Here are some ideas to help your child get started:

  • I will drink plain milk and water, limiting soda and fruit drinks to once per day or less.
  • I will wear sunscreen before I go outdoors on a sunny day. I will keep it by the door so I remember to apply it before heading out.
  • I will find a sport (like basketball or soccer) or an activity (like playing tag, jumping rope, dancing, or riding my bike) that I can do at least three times per week.
  • I will always wear a helmet when bicycling.
  • I will buckle my seat belt every time I get in a car.
  • I will turn off electronic devices, like tablets, television, and video games, at least 30 minutes before bedtime.
  • I will read at least one book per month.

New Year's Resolutions for Teenagers

Teenagers are old enough to set their own resolutions. However, they might need some guidance to make sure they're putting realistic goals in place.
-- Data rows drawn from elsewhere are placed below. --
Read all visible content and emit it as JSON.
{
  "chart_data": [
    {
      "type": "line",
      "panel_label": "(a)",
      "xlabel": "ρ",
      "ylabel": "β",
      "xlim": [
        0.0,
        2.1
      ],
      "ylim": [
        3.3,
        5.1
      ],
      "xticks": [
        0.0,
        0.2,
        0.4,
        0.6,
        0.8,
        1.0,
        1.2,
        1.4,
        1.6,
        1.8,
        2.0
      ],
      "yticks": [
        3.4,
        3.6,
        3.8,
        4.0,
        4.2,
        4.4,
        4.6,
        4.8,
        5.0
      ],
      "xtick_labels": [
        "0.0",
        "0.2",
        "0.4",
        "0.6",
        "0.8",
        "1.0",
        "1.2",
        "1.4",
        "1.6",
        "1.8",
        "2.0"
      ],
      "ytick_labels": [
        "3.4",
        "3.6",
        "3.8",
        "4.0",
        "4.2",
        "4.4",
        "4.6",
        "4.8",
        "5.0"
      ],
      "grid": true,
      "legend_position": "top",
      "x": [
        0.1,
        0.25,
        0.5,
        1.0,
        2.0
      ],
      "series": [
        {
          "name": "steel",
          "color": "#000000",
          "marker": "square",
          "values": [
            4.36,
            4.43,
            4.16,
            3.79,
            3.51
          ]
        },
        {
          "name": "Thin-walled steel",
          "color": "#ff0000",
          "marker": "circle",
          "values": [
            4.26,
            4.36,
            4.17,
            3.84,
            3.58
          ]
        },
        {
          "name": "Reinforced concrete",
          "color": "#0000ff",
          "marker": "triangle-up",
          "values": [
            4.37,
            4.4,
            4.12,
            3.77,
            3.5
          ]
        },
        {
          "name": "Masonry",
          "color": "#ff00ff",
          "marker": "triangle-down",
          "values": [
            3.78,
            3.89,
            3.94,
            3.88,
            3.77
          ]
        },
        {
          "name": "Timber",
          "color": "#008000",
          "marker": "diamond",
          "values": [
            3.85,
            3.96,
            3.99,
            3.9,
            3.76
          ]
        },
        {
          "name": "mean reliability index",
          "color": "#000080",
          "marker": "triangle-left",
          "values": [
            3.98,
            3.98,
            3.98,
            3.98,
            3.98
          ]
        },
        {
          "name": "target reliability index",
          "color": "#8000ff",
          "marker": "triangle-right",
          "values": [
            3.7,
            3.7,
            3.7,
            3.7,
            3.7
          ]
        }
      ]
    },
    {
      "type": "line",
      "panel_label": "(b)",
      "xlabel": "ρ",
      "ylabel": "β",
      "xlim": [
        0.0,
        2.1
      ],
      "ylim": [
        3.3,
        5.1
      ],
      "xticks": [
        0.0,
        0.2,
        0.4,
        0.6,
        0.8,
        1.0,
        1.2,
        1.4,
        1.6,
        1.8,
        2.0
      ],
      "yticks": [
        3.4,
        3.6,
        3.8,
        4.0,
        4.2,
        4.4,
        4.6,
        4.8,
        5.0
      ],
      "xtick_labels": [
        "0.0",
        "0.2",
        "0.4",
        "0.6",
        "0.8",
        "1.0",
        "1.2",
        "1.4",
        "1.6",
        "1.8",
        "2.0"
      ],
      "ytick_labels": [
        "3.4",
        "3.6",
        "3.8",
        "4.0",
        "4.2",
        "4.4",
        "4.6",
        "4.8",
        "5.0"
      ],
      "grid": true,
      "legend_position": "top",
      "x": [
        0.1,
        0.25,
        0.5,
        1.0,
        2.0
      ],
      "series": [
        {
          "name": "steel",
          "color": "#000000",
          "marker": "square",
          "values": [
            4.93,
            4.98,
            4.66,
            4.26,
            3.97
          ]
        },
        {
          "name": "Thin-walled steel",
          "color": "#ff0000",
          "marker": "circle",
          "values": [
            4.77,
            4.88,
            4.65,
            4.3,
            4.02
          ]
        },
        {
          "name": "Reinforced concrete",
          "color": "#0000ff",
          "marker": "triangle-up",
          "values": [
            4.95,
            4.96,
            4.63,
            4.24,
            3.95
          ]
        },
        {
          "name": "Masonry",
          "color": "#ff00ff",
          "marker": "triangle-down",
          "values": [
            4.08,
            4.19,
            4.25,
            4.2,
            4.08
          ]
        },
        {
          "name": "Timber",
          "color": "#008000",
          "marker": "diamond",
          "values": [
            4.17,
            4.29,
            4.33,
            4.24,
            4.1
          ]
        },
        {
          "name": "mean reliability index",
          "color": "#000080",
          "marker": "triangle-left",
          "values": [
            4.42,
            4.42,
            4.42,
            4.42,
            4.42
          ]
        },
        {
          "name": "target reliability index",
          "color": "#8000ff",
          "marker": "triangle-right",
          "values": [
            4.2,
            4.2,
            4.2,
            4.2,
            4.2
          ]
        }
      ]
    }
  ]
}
Talking to your teenager about their resolutions gives you an opportunity to bond and learn about what's important to them.

Here are some things your teen might want to work on:

  • I will eat at least one fruit and one vegetable every day.
  • I will spend 30 to 60 minutes per day being physically active.
  • I will limit video games or television to one to two hours per day.
  • I will help out in my community through volunteering or working with community groups.
  • I will wipe negative "self-talk" (i.e., "I can't do it" or "I'm so dumb") out of my vocabulary.
  • I will store my phone away in the glove compartment when driving so I'm not tempted to check text messages or take calls.
  • I will start a savings account and work on putting away a certain amount of money every month.
  • I won't check social media notifications after I go to bed for the night.

Family New Year's Resolutions

How about setting some New Year's Resolutions to work on as a family? Include your kids in the process of setting goals to improve your interactions and build healthy habits together.

Here are some ideas:

  • We will limit fast food to twice per month or less.
  • We will add at least one fresh fruit snack to our daily routine.
  • We will spend 30 minutes outside playing together every weeknight. If the weather is bad, we'll play an active game indoors.
  • We will pick a fun run/walk or 5K a few months away, sign up, train as a family, and participate in it together.
  • We will share a meal (whether it's dinner or breakfast) together four days of the week. We won't use cell phones at the table.
  • We will play a boardgame together every Sunday night to bond and enjoy quality time together.

A Word From Verywell

Even the most realistic and carefully-planned resolutions don't always work out the way we hope. If outside factors get in the way of your child's goals, you can use the experience to teach them flexibility. Learning to adapt and pivot when life throws us a curveball is a fundamental aspect of building resilience. Turn disappointments into teachable moments and help your child navigate their own New Year's resolutions.